What are the differences between Open-Ended Funds and Closed-Ended Funds?
A closed-end fund is one when an investment company raises money through an offering and then the tokens (or shares) are traded on the secondary exchange.
The fund raises capital from investors at the beginning of its life; once that subscription period is over, the fund is ‘closed’. This means that no new capital can enter the fund, and existing capital can’t exit the fund. Most private equity funds and venture capital funds are examples of closed-end funds.
Open-ended funds allow for ongoing subscriptions and redemptions. This allows capital to flow more freely in and out of the fund, and not just at the start and the end of the fund’s life. Often, the fund does not have a pre-determined lifespan and will continue indefinitely. Most mutual funds and hedge funds are examples of open-end funds.
Think of the differences between the two as the differences between travelling in a car ride down the highway and a train.

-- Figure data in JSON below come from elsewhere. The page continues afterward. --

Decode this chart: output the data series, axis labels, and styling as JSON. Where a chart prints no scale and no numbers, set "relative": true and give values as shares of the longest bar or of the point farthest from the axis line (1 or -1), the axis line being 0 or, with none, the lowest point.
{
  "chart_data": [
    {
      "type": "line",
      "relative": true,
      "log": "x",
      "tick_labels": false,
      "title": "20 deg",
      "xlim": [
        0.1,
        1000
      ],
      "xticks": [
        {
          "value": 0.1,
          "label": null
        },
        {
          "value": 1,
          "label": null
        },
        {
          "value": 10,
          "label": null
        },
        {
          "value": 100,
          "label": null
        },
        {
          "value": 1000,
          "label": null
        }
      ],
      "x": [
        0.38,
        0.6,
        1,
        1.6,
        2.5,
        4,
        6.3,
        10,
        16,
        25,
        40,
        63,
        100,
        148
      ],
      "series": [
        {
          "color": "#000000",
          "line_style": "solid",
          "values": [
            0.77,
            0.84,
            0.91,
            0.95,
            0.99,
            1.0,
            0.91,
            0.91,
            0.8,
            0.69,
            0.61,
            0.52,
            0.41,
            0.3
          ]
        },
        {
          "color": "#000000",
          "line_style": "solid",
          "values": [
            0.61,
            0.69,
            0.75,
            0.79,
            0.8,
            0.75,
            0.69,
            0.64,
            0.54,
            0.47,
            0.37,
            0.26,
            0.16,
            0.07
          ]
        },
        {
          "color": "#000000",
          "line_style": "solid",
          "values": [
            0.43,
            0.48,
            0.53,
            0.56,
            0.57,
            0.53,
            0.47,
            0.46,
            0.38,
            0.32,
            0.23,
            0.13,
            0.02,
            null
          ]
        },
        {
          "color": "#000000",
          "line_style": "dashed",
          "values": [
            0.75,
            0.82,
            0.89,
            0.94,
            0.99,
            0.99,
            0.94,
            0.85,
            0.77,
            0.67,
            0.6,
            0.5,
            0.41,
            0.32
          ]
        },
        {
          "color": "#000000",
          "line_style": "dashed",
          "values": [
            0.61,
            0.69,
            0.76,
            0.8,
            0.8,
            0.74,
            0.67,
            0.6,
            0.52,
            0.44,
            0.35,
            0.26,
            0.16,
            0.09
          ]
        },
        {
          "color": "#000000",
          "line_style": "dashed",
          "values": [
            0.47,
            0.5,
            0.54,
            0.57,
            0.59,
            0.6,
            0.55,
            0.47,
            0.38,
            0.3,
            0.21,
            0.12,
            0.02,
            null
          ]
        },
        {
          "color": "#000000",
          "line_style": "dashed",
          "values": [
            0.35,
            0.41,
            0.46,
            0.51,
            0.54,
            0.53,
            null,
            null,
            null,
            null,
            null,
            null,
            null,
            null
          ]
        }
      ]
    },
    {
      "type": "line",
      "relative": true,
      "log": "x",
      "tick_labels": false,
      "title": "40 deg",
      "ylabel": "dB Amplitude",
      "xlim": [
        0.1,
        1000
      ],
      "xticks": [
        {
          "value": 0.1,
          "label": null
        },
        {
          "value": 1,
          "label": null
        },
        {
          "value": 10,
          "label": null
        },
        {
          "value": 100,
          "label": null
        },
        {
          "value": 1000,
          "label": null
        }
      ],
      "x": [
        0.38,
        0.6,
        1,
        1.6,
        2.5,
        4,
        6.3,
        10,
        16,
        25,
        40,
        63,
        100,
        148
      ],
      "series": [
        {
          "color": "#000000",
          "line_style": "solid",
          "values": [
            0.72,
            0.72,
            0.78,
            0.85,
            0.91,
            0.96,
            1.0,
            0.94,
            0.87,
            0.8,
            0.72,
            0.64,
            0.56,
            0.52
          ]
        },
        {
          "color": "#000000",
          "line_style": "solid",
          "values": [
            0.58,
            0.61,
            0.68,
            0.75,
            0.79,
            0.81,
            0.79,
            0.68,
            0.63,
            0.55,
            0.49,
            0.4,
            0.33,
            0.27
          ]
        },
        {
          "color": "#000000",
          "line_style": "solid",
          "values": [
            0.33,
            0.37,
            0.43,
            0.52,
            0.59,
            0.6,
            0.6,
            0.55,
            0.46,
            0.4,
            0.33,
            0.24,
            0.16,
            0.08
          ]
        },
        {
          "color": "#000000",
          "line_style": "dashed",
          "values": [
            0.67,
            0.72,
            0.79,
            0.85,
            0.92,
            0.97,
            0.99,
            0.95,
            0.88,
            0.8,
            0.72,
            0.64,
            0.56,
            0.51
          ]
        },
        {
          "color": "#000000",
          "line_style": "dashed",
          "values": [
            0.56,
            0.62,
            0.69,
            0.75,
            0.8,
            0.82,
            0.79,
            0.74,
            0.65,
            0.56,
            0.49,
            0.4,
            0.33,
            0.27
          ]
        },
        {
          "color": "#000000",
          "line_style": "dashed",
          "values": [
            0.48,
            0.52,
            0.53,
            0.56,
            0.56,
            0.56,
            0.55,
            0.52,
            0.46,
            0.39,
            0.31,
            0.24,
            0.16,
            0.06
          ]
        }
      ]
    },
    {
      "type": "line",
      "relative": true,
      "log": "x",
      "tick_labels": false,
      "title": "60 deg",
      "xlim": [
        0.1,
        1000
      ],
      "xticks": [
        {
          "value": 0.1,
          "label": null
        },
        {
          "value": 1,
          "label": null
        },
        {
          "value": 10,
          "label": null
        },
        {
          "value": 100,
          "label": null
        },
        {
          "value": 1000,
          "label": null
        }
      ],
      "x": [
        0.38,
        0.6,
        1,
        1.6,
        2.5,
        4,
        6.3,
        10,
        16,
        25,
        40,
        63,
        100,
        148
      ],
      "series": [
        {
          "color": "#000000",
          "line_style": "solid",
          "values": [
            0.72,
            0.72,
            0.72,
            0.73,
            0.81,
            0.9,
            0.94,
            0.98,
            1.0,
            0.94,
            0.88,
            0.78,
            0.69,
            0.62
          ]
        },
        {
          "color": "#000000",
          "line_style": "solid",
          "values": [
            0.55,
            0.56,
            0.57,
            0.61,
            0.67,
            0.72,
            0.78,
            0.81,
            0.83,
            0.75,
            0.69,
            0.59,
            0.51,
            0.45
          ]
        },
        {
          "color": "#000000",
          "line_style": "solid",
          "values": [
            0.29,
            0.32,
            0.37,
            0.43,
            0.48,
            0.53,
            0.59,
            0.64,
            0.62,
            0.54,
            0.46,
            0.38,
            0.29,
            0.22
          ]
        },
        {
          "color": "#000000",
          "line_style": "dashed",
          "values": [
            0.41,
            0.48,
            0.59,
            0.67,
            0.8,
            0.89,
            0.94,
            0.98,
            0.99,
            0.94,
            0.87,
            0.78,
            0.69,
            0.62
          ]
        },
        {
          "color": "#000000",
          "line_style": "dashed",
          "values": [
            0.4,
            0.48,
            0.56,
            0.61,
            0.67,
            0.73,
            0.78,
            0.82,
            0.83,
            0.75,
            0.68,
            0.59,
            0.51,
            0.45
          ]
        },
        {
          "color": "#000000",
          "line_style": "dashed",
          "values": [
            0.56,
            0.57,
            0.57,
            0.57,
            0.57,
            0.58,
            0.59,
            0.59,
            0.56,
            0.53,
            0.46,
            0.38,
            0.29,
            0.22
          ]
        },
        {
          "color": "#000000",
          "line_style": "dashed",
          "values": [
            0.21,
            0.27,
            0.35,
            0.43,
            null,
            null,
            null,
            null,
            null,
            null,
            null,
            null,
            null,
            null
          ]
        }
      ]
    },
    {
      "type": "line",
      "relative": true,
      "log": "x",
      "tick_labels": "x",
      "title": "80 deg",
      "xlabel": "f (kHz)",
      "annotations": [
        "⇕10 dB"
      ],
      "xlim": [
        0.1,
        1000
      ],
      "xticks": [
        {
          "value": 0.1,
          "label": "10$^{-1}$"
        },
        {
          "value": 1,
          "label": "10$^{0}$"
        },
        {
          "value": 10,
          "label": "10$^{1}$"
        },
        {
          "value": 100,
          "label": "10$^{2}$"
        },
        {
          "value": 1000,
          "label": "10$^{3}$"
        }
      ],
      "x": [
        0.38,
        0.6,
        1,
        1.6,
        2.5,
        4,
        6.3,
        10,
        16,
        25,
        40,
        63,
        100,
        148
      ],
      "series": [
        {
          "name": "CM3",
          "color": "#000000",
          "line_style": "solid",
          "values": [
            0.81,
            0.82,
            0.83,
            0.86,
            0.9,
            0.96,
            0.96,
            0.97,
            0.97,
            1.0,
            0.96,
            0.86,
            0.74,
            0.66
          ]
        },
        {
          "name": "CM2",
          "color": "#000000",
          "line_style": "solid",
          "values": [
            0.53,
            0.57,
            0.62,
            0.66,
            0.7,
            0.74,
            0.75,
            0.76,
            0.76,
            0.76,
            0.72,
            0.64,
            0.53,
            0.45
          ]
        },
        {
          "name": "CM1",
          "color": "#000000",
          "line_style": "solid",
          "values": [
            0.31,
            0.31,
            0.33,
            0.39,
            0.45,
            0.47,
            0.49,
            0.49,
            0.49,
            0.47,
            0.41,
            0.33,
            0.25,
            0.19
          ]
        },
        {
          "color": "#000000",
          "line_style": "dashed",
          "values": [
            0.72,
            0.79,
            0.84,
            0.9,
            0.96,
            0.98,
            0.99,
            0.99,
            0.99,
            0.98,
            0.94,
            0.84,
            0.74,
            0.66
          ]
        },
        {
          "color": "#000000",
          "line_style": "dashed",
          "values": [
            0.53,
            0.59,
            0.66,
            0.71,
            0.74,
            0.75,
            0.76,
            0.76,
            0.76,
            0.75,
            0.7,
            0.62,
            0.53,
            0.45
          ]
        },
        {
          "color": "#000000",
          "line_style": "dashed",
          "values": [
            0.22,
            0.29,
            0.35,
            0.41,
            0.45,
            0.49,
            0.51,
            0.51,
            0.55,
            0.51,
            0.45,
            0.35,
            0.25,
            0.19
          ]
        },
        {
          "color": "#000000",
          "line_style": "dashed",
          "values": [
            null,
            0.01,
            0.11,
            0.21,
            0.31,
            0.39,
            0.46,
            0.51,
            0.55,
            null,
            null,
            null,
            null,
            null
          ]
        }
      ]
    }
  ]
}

A car down the highway (Closed ended fund) between two locations starts from point A and goes till point B. Once, you get on the car in the highway, it does not stop till the destination. There are no stops along the way for you to enter or exit.
A train, on the other hand (Open-ended fund), passengers aren’t limited to the first and last stops on the line. There are regular, pre-determined stations throughout where they can board or alight.
What should you know before your first Open-ended fund investment?
It allows investors to enjoy regular liquidity. Additionally, instead of selling tokens on a secondary marketplace, where the market price fluctuates with supply and demand, the investor can redeem tokens directly from the fund at net asset value
Open-ended funds usually maintain large cash reserves as a portion of their portfolios to meet shareholder redemptions.
With the option to enter and exit investments at investors’ convenience, there is a lot of investment flexibility allowing for investors to better manage their finances without the fear of lengthy lockup periods.